I think of Amazon as a data refinery: Amazon takes the data that people create, refines the data, and returns results, allowing people to make better decisions. Amazon now influences how a billion people shop.
This article looks at three common questions that many people ask every day: (1) Who should I work with? (2) Which route should I take? (3) Where should I stay on my next trip? The answers to these questions, their decisions, are now influenced by the personal data of a billion people.
A startup I am advising recently hired a star engineer. How did they find him? Not through referrals or a headhunter, but through a post of his on Quora, a question-and-answer site. Like the shopkeeper, employers now have vastly more data resources. And like Amazon, job and professional sites now refine data that people create to help both individuals and companies make better decisions.
For example, LinkedIn provides tools for individuals to both refine their own personal data, creating a work identity that transcends a specific job, and to find others by acting as a refinery for other people’s data. Similar to e-commerce, the asymmetry between buyer and seller is fading away.
This does not only apply to full-time jobs. The number of marketplaces with different mechanisms to match talent and tasks is exploding. Underlying the future of work is identity that persists across tasks and jobs where reputation is a key output of the data refinery.
Within firms, data refineries are used to create teams and track interactions. A hedge fund with more than 100 billion dollars under management captures video and audio of its meetings and other data sources and correlates them to the outcomes of trading decisions. And Google’s “People Analytics” has reinvented HR.
In the future, what kinds of jobs will still require full-time employment, and what outputs of personal data refineries will be needed to power the human cloud?
In the 1990s, at Xerox PARC, we used a Thinking Machines supercomputer to analyze automobile traffic patterns in order to predict when the flow would change from laminar to turbulent. Little data, and many assumptions, went into those models.
Twenty years later, a complicated prediction problem has turned into simple observations, in real time, of how cars are moving, or not. Microsoft spin-off Inrix refines geo-location data from more than 100 million individuals a day. In turn, it provides them with crowd-sourced traffic information. You may be sharing your location data without even knowing it.

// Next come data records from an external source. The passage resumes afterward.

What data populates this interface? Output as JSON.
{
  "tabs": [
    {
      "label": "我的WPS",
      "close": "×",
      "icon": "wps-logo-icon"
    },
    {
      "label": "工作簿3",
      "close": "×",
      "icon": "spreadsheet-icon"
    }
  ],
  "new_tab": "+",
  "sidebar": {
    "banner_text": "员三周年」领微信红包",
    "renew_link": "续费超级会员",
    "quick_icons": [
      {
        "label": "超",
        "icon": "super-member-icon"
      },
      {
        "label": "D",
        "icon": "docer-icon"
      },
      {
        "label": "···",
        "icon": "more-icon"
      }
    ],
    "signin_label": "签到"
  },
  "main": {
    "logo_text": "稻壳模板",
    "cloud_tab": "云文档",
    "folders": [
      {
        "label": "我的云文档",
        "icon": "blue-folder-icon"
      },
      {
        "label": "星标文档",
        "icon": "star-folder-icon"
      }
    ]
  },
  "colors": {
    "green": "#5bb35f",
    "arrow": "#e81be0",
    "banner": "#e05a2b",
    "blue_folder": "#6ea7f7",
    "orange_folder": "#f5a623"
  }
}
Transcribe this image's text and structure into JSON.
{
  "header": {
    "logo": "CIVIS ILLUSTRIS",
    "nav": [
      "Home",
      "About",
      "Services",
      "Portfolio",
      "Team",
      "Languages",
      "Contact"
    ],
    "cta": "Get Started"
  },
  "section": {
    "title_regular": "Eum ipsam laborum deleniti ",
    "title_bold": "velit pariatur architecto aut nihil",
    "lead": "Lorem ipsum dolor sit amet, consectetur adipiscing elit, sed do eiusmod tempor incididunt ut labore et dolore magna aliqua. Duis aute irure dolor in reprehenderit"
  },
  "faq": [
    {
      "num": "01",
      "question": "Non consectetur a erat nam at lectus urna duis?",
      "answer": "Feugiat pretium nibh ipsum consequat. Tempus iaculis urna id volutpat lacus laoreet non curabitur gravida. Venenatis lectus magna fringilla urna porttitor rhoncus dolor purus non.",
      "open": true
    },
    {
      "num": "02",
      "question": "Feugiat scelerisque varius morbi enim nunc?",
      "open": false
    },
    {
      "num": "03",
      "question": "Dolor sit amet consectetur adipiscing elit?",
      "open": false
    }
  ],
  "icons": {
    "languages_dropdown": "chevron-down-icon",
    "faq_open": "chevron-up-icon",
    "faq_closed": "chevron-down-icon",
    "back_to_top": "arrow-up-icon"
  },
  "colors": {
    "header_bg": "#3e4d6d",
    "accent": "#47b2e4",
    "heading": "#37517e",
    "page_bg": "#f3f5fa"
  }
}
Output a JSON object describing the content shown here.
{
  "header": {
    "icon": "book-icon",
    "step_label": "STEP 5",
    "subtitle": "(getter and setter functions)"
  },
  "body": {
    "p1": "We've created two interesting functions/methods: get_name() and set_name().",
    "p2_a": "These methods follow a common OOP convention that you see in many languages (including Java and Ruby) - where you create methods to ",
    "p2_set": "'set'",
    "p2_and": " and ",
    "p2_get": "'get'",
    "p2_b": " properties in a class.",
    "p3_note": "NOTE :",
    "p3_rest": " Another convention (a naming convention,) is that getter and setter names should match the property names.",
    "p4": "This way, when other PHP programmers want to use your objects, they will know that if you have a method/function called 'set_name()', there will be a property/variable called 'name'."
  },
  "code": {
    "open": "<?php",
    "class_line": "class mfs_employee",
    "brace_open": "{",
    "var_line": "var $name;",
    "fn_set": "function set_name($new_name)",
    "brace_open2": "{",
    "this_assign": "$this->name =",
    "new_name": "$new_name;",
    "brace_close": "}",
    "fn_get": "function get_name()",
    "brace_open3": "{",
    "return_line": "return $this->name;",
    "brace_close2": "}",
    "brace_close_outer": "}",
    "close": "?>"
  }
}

The company, which sells to Garmin, MapQuest, Ford, BMW and others, collects data from mobile carriers about when a phone switches between cell towers, in addition to GPS and other data. Besides helping drivers make better decisions on which route to take, Inrix also helps cities with their planning decisions, from how to time traffic lights to where to build bridges.
As a byproduct, Inrix provides hedge funds with shopping mall traffic data to help them place bets. For example, data collected on Black Friday 2012 correctly predicted a major bump in sales for the entire holiday season.
We are what we eat, we are what we search for, we are where we were, and we are who we were with. Location history is amongst the most sensitive data about a person. Or, as Yogi Berra said, “No matter where you go, there you are.”
In 2005, Marriott announced a breakthrough in customer service: Guests would now be able to specify their pillow preference when making their reservation! This pillow personalization represented a shift in what had become gold standard in hospitality: personality-free lodging.
While hotels can capture personal data ranging from real-time minibar and video consumption, to card key accesses to room and gym, their goal still seems to be the sanitized experience.
In the meantime, their market has been threatened from a completely different direction. Airbnb offers a rich set of data to both guest and hosts enabling them to make their decision: Love pets? Want to share a hot tub? We’ve got the match for you.
However, staying in a stranger’s guest room requires a much deeper level of trust than staying in a hotel. To address this need, Airbnb verifies online identity on Facebook or LinkedIn by matching it with offline identity via Jumio.
Travel and tourism is ten percent of the world’s GDP. Beyond accommodation, matching and trust based on refining personal data now also extend to other areas from ridesharing to renting out your car.
A hundred years ago, data got recorded with a fountain pen. The data deteriorated over time, whereas the fountain pen got better with consistent use. In the information age, the central question for companies is: Will their product or service get better over time, or worse? Data refineries such as Amazon, Google and Facebook get better.
Like the story of the genie in the bottle, the personal data servant can wield its power for good or evil. What it cannot do, however, is go back into the bottle. The new opportunities in this abundant data ecosystem will come from new ideas about how to refine this data.
The sign has flipped, like that of the shopkeeper in the morning, from CLOSED to OPEN.
Here are the Eight Rules discussed in the Master Classes on “Big Data, Smart Metrics and Customer Centricity” in Shanghai, Singapore, London, and at Stanford in January 2012:
By The Social Data Lab (socialdatalab.stanford.edu)
In today’s increasingly digitized world, we are creating data in unprecedented ways. Ubiquitous and conspicuous social and mobile connections have empowered social consumers to broadcast their locations, opinions, thoughts and emotions to the world in real-time with nothing more than a few clicks, many times a day, on multiple platforms.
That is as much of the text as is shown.